The final issue reduces the resolution to approximately 10 nm.
It is common to eliminate materials with electron beams to change their physical properties or sterilise medical and food products. For example, electron beams fluidise or quasi-melt glasses without significantly increasing temperature. For instance, intense electron radiation causes a viscosity decrease of many orders of magnitude and a stepwise reduction in activation energy.
History of Electrons
Here is a brief history of the electron:
- The ancient Greeks discovered that rubbing amber with fur attracted small objects. This is one of humanity’s earliest recorded experiences with electricity, along with lightning.

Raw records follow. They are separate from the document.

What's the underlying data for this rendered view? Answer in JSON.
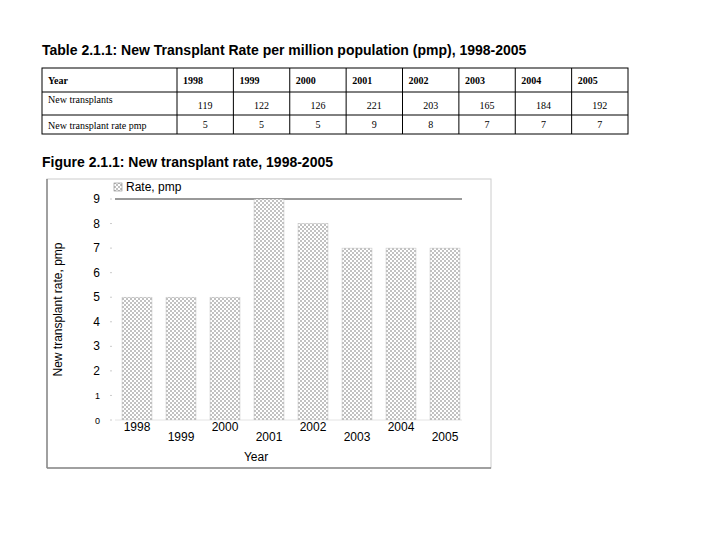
{
  "table": {
    "title": "Table 2.1.1: New Transplant Rate per million population (pmp), 1998-2005",
    "header": [
      "Year",
      "1998",
      "1999",
      "2000",
      "2001",
      "2002",
      "2003",
      "2004",
      "2005"
    ],
    "rows": [
      [
        "New transplants",
        119,
        122,
        126,
        221,
        203,
        165,
        184,
        192
      ],
      [
        "New transplant rate pmp",
        5,
        5,
        5,
        9,
        8,
        7,
        7,
        7
      ]
    ]
  },
  "chart_data": {
    "type": "bar",
    "title": "Figure 2.1.1: New transplant rate, 1998-2005",
    "categories": [
      "1998",
      "1999",
      "2000",
      "2001",
      "2002",
      "2003",
      "2004",
      "2005"
    ],
    "series": [
      {
        "name": "Rate, pmp",
        "color": "#555555",
        "values": [
          5,
          5,
          5,
          9,
          8,
          7,
          7,
          7
        ]
      }
    ],
    "y_label": "New transplant rate, pmp",
    "x_label": "Year",
    "ylim": [
      0,
      9
    ],
    "yticks": [
      0,
      1,
      2,
      3,
      4,
      5,
      6,
      7,
      8,
      9
    ],
    "grid": false,
    "legend": "upper left"
  }
}
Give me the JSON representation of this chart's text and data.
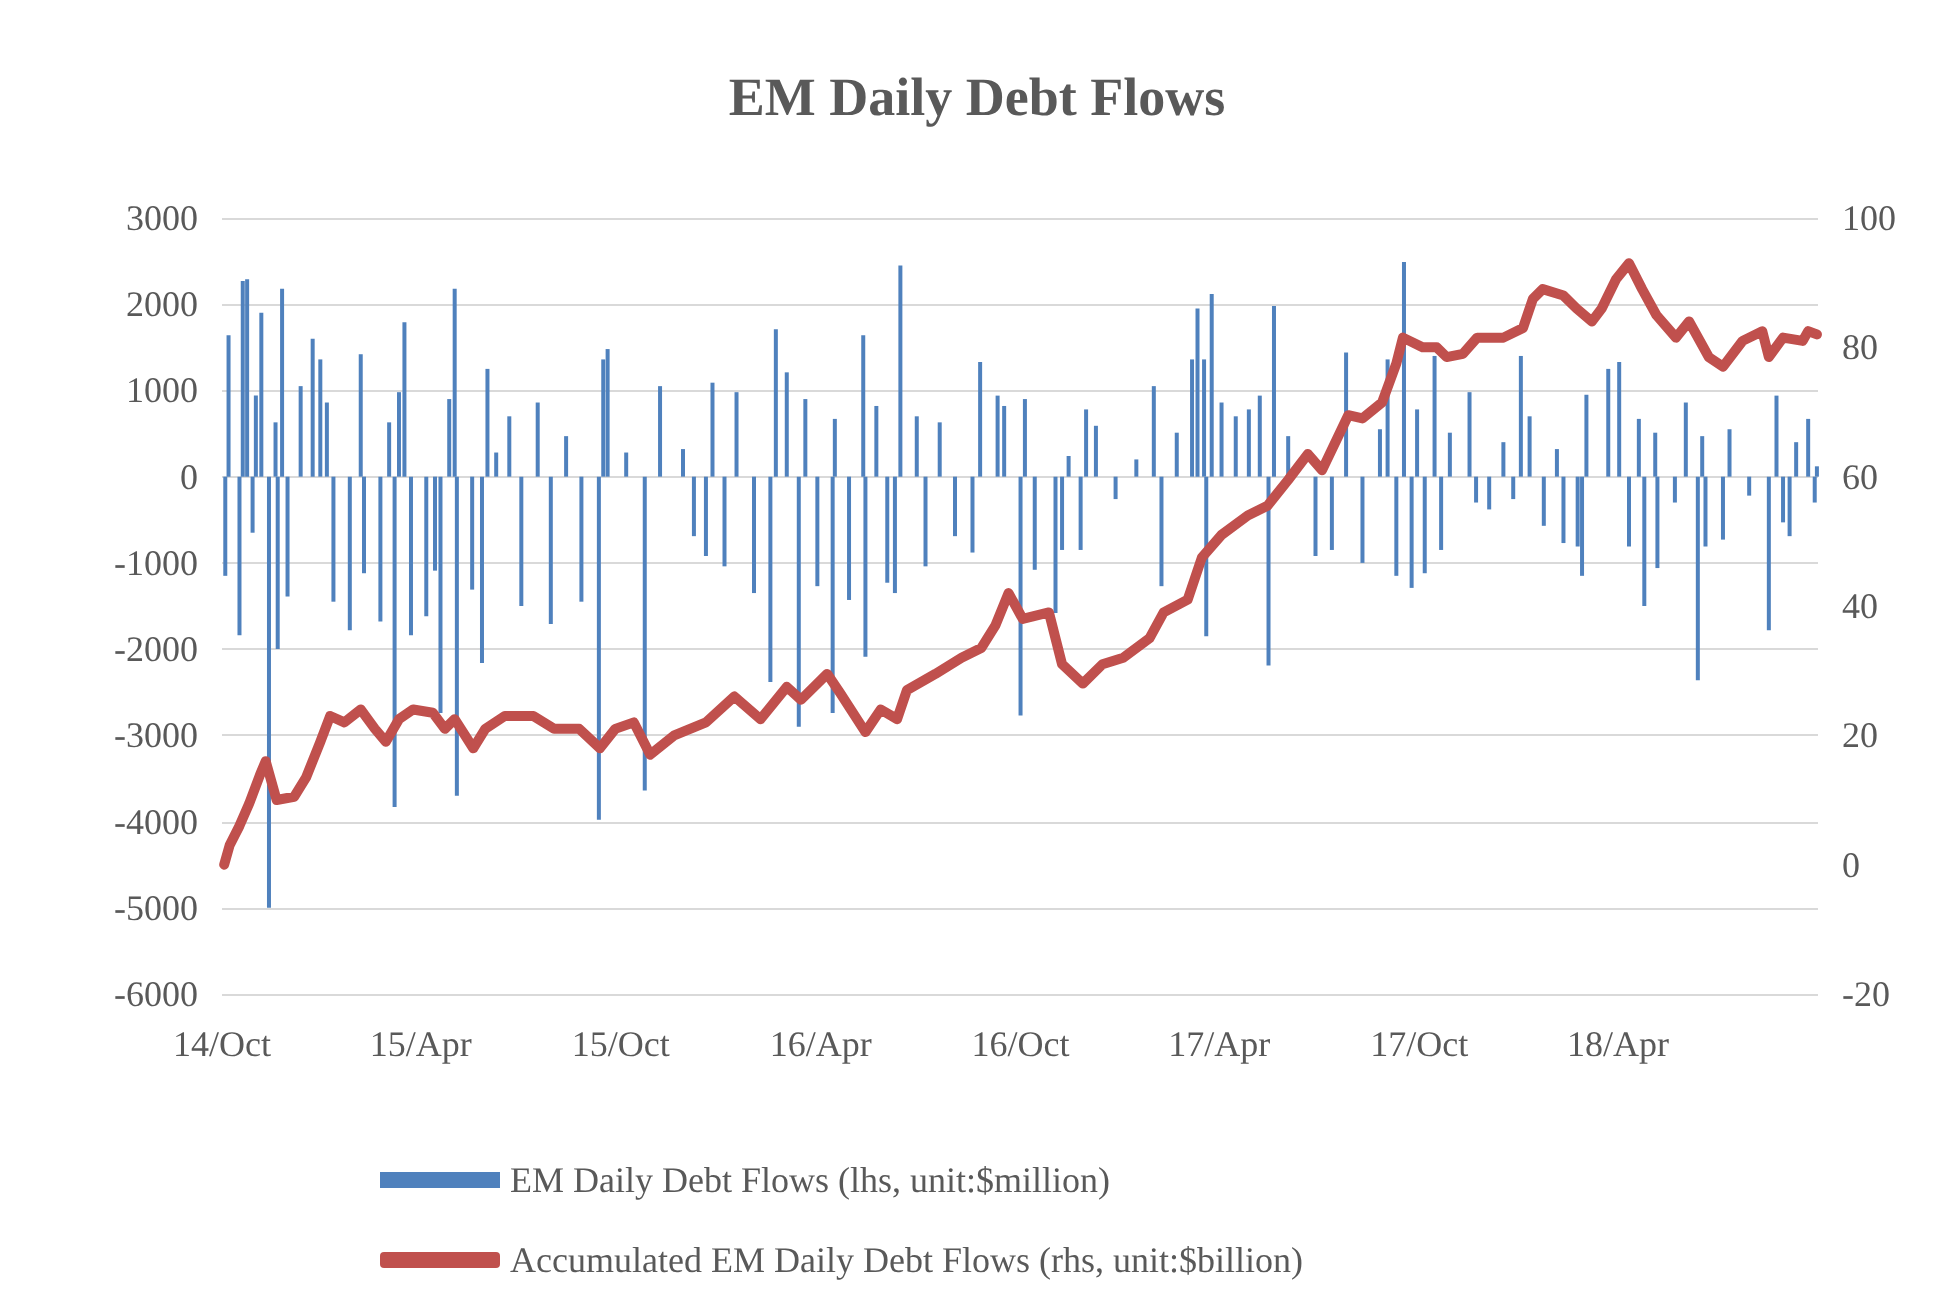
{
  "chart_data": {
    "type": "bar",
    "title": "EM Daily Debt Flows",
    "xlim": [
      "2014-10-01",
      "2018-10-01"
    ],
    "xticks": [
      {
        "value": "2014-10-01",
        "label": "14/Oct"
      },
      {
        "value": "2015-04-01",
        "label": "15/Apr"
      },
      {
        "value": "2015-10-01",
        "label": "15/Oct"
      },
      {
        "value": "2016-04-01",
        "label": "16/Apr"
      },
      {
        "value": "2016-10-01",
        "label": "16/Oct"
      },
      {
        "value": "2017-04-01",
        "label": "17/Apr"
      },
      {
        "value": "2017-10-01",
        "label": "17/Oct"
      },
      {
        "value": "2018-04-01",
        "label": "18/Apr"
      }
    ],
    "ylim": [
      -6000,
      3000
    ],
    "yticks": [
      -6000,
      -5000,
      -4000,
      -3000,
      -2000,
      -1000,
      0,
      1000,
      2000,
      3000
    ],
    "y2lim": [
      -20,
      100
    ],
    "y2ticks": [
      -20,
      0,
      20,
      40,
      60,
      80,
      100
    ],
    "grid": "y",
    "legend": "bottom",
    "marker": "none",
    "line_style": "solid",
    "series": [
      {
        "name": "EM Daily Debt Flows (lhs, unit:$million)",
        "color": "#4f81bd",
        "x": [
          "2014-10-04",
          "2014-10-07",
          "2014-10-17",
          "2014-10-20",
          "2014-10-24",
          "2014-10-29",
          "2014-11-01",
          "2014-11-06",
          "2014-11-13",
          "2014-11-19",
          "2014-11-21",
          "2014-11-25",
          "2014-11-30",
          "2014-12-12",
          "2014-12-23",
          "2014-12-30",
          "2015-01-05",
          "2015-01-11",
          "2015-01-26",
          "2015-02-05",
          "2015-02-08",
          "2015-02-23",
          "2015-03-03",
          "2015-03-08",
          "2015-03-12",
          "2015-03-17",
          "2015-03-23",
          "2015-04-06",
          "2015-04-14",
          "2015-04-19",
          "2015-04-27",
          "2015-05-02",
          "2015-05-04",
          "2015-05-18",
          "2015-05-27",
          "2015-06-01",
          "2015-06-09",
          "2015-06-21",
          "2015-07-02",
          "2015-07-17",
          "2015-07-29",
          "2015-08-12",
          "2015-08-26",
          "2015-09-11",
          "2015-09-15",
          "2015-09-19",
          "2015-10-06",
          "2015-10-23",
          "2015-11-06",
          "2015-11-27",
          "2015-12-07",
          "2015-12-18",
          "2015-12-24",
          "2016-01-04",
          "2016-01-15",
          "2016-01-31",
          "2016-02-15",
          "2016-02-20",
          "2016-03-01",
          "2016-03-12",
          "2016-03-18",
          "2016-03-29",
          "2016-04-12",
          "2016-04-14",
          "2016-04-27",
          "2016-05-10",
          "2016-05-12",
          "2016-05-22",
          "2016-06-01",
          "2016-06-08",
          "2016-06-13",
          "2016-06-28",
          "2016-07-06",
          "2016-07-19",
          "2016-08-02",
          "2016-08-18",
          "2016-08-25",
          "2016-09-10",
          "2016-09-16",
          "2016-10-01",
          "2016-10-05",
          "2016-10-14",
          "2016-11-02",
          "2016-11-08",
          "2016-11-14",
          "2016-11-25",
          "2016-11-30",
          "2016-12-09",
          "2016-12-27",
          "2017-01-15",
          "2017-01-31",
          "2017-02-07",
          "2017-02-21",
          "2017-03-07",
          "2017-03-12",
          "2017-03-18",
          "2017-03-20",
          "2017-03-25",
          "2017-04-03",
          "2017-04-16",
          "2017-04-28",
          "2017-05-08",
          "2017-05-16",
          "2017-05-21",
          "2017-06-03",
          "2017-06-28",
          "2017-07-13",
          "2017-07-26",
          "2017-08-10",
          "2017-08-26",
          "2017-09-02",
          "2017-09-10",
          "2017-09-17",
          "2017-09-24",
          "2017-09-29",
          "2017-10-06",
          "2017-10-15",
          "2017-10-21",
          "2017-10-29",
          "2017-11-16",
          "2017-11-22",
          "2017-12-04",
          "2017-12-17",
          "2017-12-26",
          "2018-01-02",
          "2018-01-10",
          "2018-01-23",
          "2018-02-04",
          "2018-02-10",
          "2018-02-23",
          "2018-02-27",
          "2018-03-03",
          "2018-03-23",
          "2018-04-02",
          "2018-04-11",
          "2018-04-20",
          "2018-04-25",
          "2018-05-05",
          "2018-05-07",
          "2018-05-23",
          "2018-06-02",
          "2018-06-13",
          "2018-06-17",
          "2018-06-20",
          "2018-07-06",
          "2018-07-12",
          "2018-07-30",
          "2018-08-17",
          "2018-08-24",
          "2018-08-30",
          "2018-09-05",
          "2018-09-11",
          "2018-09-22",
          "2018-09-28",
          "2018-09-30"
        ],
        "values": [
          -1150,
          1640,
          -1840,
          2270,
          2290,
          -650,
          940,
          1900,
          -5000,
          630,
          -2000,
          2180,
          -1390,
          1050,
          1600,
          1360,
          860,
          -1450,
          -1780,
          1420,
          -1120,
          -1680,
          630,
          -3830,
          980,
          1790,
          -1840,
          -1620,
          -1090,
          -2740,
          900,
          2180,
          -3700,
          -1310,
          -2160,
          1250,
          280,
          700,
          -1500,
          860,
          -1710,
          470,
          -1450,
          -3980,
          1360,
          1480,
          280,
          -3640,
          1050,
          320,
          -690,
          -920,
          1090,
          -1040,
          980,
          -1350,
          -2380,
          1710,
          1210,
          -2900,
          900,
          -1270,
          -2740,
          670,
          -1430,
          1640,
          -2090,
          820,
          -1230,
          -1350,
          2450,
          700,
          -1040,
          630,
          -690,
          -880,
          1330,
          940,
          820,
          -2770,
          900,
          -1080,
          -1580,
          -850,
          240,
          -850,
          780,
          590,
          -260,
          200,
          1050,
          -1270,
          510,
          1360,
          1950,
          1360,
          -1850,
          2120,
          860,
          700,
          780,
          940,
          -2190,
          1980,
          470,
          -920,
          -850,
          1440,
          -1000,
          550,
          1360,
          -1150,
          2490,
          -1290,
          780,
          -1120,
          1400,
          -850,
          510,
          980,
          -300,
          -380,
          400,
          -260,
          1400,
          700,
          -570,
          320,
          -770,
          -810,
          -1150,
          950,
          1250,
          1330,
          -810,
          670,
          -1500,
          510,
          -1060,
          -300,
          860,
          -2360,
          470,
          -810,
          -730,
          550,
          -220,
          -1780,
          940,
          -530,
          -690,
          400,
          670,
          -300,
          120
        ]
      },
      {
        "name": "Accumulated EM Daily Debt Flows (rhs, unit:$billion)",
        "type": "line",
        "axis": "y2",
        "color": "#c0504d",
        "x": [
          "2014-10-03",
          "2014-10-08",
          "2014-10-17",
          "2014-10-26",
          "2014-11-05",
          "2014-11-10",
          "2014-11-20",
          "2014-12-06",
          "2014-12-17",
          "2014-12-30",
          "2015-01-08",
          "2015-01-21",
          "2015-02-05",
          "2015-02-18",
          "2015-02-28",
          "2015-03-12",
          "2015-03-25",
          "2015-04-12",
          "2015-04-23",
          "2015-05-02",
          "2015-05-19",
          "2015-05-30",
          "2015-06-17",
          "2015-07-13",
          "2015-08-01",
          "2015-08-24",
          "2015-09-12",
          "2015-09-26",
          "2015-10-13",
          "2015-10-28",
          "2015-11-19",
          "2015-12-18",
          "2016-01-13",
          "2016-02-06",
          "2016-03-01",
          "2016-03-14",
          "2016-04-07",
          "2016-04-19",
          "2016-05-12",
          "2016-05-26",
          "2016-06-10",
          "2016-06-19",
          "2016-07-15",
          "2016-08-08",
          "2016-08-26",
          "2016-09-08",
          "2016-09-20",
          "2016-10-03",
          "2016-10-27",
          "2016-11-08",
          "2016-11-27",
          "2016-12-15",
          "2017-01-03",
          "2017-01-27",
          "2017-02-09",
          "2017-03-03",
          "2017-03-16",
          "2017-04-03",
          "2017-04-27",
          "2017-05-15",
          "2017-06-03",
          "2017-06-21",
          "2017-07-04",
          "2017-07-28",
          "2017-08-10",
          "2017-08-28",
          "2017-09-10",
          "2017-09-16",
          "2017-10-04",
          "2017-10-17",
          "2017-10-26",
          "2017-11-10",
          "2017-11-23",
          "2017-12-17",
          "2018-01-04",
          "2018-01-13",
          "2018-01-22",
          "2018-02-10",
          "2018-02-22",
          "2018-03-08",
          "2018-03-17",
          "2018-03-30",
          "2018-04-11",
          "2018-04-23",
          "2018-05-06",
          "2018-05-24",
          "2018-06-05",
          "2018-06-23",
          "2018-07-06",
          "2018-07-24",
          "2018-08-11",
          "2018-08-17",
          "2018-08-30",
          "2018-09-17",
          "2018-09-22",
          "2018-09-30"
        ],
        "values": [
          0,
          3,
          6,
          9.5,
          14,
          16,
          10,
          10.5,
          13.5,
          19,
          23,
          22,
          24,
          21,
          19,
          22.5,
          24,
          23.5,
          21,
          22.5,
          18,
          21,
          23,
          23,
          21,
          21,
          18,
          21,
          22,
          17,
          20,
          22,
          26,
          22.5,
          27.5,
          25.5,
          29.5,
          26.5,
          20.5,
          24,
          22.5,
          27,
          29.5,
          32,
          33.5,
          37,
          42,
          38,
          39,
          31,
          28,
          31,
          32,
          35,
          39,
          41,
          47.5,
          51,
          54,
          55.5,
          59.5,
          63.5,
          61,
          69.5,
          69,
          71.5,
          77.5,
          81.5,
          80,
          80,
          78.5,
          79,
          81.5,
          81.5,
          83,
          87.5,
          89,
          88,
          86,
          84,
          86,
          90.5,
          93,
          89,
          85,
          81.5,
          84,
          78.5,
          77,
          81,
          82.5,
          78.5,
          81.5,
          81,
          82.5,
          82
        ]
      }
    ]
  }
}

- Charles François du Fay, a French chemist, discovered in the 1700s that if a charged gold leaf is repulsed by glass rubbed with silk, the same set of gold leaf is attracted by amber rubbed with wool.
- Du Fay concluded from this and other similar discoveries that electricity comprises two electrical fluids: vitreous fluid derived from glass rubbed with silk, and resinous fluid derived from amber rubbed with wool. When these two fluids come into contact, they can neutralise each other.
- Ebenezer Kinnersley, an American scientist, came to the same conclusion later. A decade later, Benjamin Franklin proposed that a single electrical fluid generated electricity with an excess (+) or deficit (-).
- In 1859, German physicist Julius Plücker discovered that radiation emitted from the cathode caused phosphorescent light to appear on the tube wall near the cathode. The region of the phosphorescent light could be moved by applying a magnetic field.
- Johann Wilhelm Hittorf, Plücker’s student, discovered in 1869 that a solid body placed between the cathode and the phosphorescence cast a shadow on the phosphorescent region of the tube. Hittorf deduced that the cathode emits straight rays colliding with the tube walls, resulting in phosphorescence.
AS PREVIOUSLY THOUGHT, J. J. Thomson, a British physicist, and his colleagues John S. Townsend and H. A. Wilson conducted experiments in 1897 that proved cathode rays were distinct particles, not waves, atoms, or molecules.
Thomson calculated that cathode ray particles, which he referred to as “corpuscles,” weighed about one-thousandth the mass of a minor massive ion known: as hydrogen, using accurate estimates of both the charge e and the mass m. Moreover, he showed that the cathode material did not affect the charge-to-mass ratio, e/m.
Properties of Electrons
An electron’s invariant mass is approximately 9.109 x 10-31 kilograms, or 5.489 x 10-4 atomic mass units. This corresponds to a rest energy of 0.511 MeV due to mass-energy equivalence. The mass of a proton is approximately 1836 times that of an electron. Astronomical measurements show that the proton-to-electron mass ratio has remained constant for at least half the universe’s age, as predicted by the Standard Model.
Electrons have an electric charge of 1.602176634 x 10-19 coulombs, also known as the elementary charge, and are used as a standard charge unit for subatomic particles. Within the limits of experimental precision, an electron’s bill is identical to a proton’s charge but with the opposite sign.
Conclusion
So, to conclude, the electron is one of the subatomic particles in an atom, is negatively charged, and has a wide range of applications. There is no such thing as an electron substructure.
Nonetheless, spin-charge separation can occur in some materials in condensed matter physics. In such cases, electrons ‘split’ into three independent particles: spinons, orbitons, and holons (or chargon).